Yes, he’s retired, but the ideological climate he intended to engineer is in full bloom. Now that his professional life has ended, we can perhaps write an obituary for his life’s work. In a future he’s made possible, it might read something like this:
Here lie the ruins of a man’s morality, along with the ruins of the democracy he poisoned.
I’ll leave it to others to improve my style.
Kovach and Rosenstiel found the quote in Ralf Dahrendorf, After 1989: Morals, Revolution and Civil Society (London: Macmillan, in association with St. Antony’s College, Oxford, 1997), p.98. They don’t pinpoint the exact date of the quote, only pointing out he said it shortly after gaining television rights in Singapore. I estimate it’s from 1994-95. It has been omitted in the 4th edition of their book.
“According to Democratic congressman Barney Frank,
“‘Gingrich transformed American politics from one in which people presume the good will of their opponents, even as they disagreed, into one in which people treated the people with whom they disagreed as bad and immoral. He was a kind of McCarthyite who succeeded.’”

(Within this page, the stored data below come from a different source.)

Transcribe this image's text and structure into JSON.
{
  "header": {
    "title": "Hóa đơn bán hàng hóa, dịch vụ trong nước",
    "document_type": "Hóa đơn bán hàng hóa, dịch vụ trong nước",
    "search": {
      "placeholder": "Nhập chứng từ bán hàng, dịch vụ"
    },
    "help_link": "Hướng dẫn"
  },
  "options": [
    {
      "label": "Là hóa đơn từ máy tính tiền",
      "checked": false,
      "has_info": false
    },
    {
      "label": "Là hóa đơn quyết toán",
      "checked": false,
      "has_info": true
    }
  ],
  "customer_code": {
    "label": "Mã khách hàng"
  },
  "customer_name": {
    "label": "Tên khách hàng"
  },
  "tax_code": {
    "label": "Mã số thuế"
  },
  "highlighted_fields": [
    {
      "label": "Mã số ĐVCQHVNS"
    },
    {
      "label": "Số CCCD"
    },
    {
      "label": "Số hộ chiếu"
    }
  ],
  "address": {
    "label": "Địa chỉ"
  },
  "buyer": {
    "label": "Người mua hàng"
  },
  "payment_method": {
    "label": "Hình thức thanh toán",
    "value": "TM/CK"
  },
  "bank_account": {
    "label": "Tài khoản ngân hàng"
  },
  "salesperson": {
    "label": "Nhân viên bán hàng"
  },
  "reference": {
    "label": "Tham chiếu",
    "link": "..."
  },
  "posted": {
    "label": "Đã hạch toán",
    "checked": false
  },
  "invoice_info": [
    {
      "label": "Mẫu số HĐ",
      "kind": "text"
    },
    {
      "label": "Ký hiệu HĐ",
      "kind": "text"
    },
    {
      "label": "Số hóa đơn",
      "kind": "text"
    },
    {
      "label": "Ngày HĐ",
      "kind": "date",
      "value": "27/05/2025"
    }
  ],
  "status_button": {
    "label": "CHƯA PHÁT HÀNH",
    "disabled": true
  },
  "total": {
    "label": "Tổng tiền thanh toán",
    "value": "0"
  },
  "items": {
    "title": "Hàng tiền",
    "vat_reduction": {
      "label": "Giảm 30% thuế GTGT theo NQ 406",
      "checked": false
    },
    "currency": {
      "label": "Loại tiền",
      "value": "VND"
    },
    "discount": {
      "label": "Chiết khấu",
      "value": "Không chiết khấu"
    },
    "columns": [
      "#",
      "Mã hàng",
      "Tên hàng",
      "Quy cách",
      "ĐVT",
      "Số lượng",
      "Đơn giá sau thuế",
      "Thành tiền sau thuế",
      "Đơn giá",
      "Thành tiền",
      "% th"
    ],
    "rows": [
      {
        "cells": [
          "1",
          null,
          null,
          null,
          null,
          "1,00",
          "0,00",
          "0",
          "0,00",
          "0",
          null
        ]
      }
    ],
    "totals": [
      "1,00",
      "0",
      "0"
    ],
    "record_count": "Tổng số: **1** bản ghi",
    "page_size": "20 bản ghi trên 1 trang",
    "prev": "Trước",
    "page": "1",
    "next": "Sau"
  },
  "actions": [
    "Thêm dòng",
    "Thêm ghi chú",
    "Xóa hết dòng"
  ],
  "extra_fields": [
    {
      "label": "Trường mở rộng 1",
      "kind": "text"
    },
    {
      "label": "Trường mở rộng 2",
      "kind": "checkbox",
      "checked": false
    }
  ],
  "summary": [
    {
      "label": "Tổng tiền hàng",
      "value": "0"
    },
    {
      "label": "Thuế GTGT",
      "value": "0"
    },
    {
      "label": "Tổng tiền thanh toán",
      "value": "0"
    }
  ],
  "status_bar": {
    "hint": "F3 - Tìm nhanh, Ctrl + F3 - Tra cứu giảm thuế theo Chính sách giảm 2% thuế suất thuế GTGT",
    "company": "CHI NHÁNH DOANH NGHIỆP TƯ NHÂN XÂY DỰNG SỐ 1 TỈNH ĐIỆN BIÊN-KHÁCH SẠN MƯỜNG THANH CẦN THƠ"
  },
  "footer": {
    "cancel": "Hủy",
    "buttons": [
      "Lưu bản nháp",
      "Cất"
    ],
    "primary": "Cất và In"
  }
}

How Democracies Die. Kindle edition, p.148.
Take a look at the The Economic Freedom of the World, 1975-1995, whose Foreword was penned by Milton Friedman himself.
I’m taking the argument and the quote from John Miller’s article: “Free, Free at Last: Economic freedom for corporations has little to do with either political freedom or economic growth”:
In the hands of the Wall Street Journal and the Heritage Foundation, Washington's foremost right-wing think tank, however, an economic freedom index merely measures corporate and entrepreneurial freedom from accountability. Upon examination, the index turns out to be a poor barometer of either freedom more broadly construed or of prosperity.”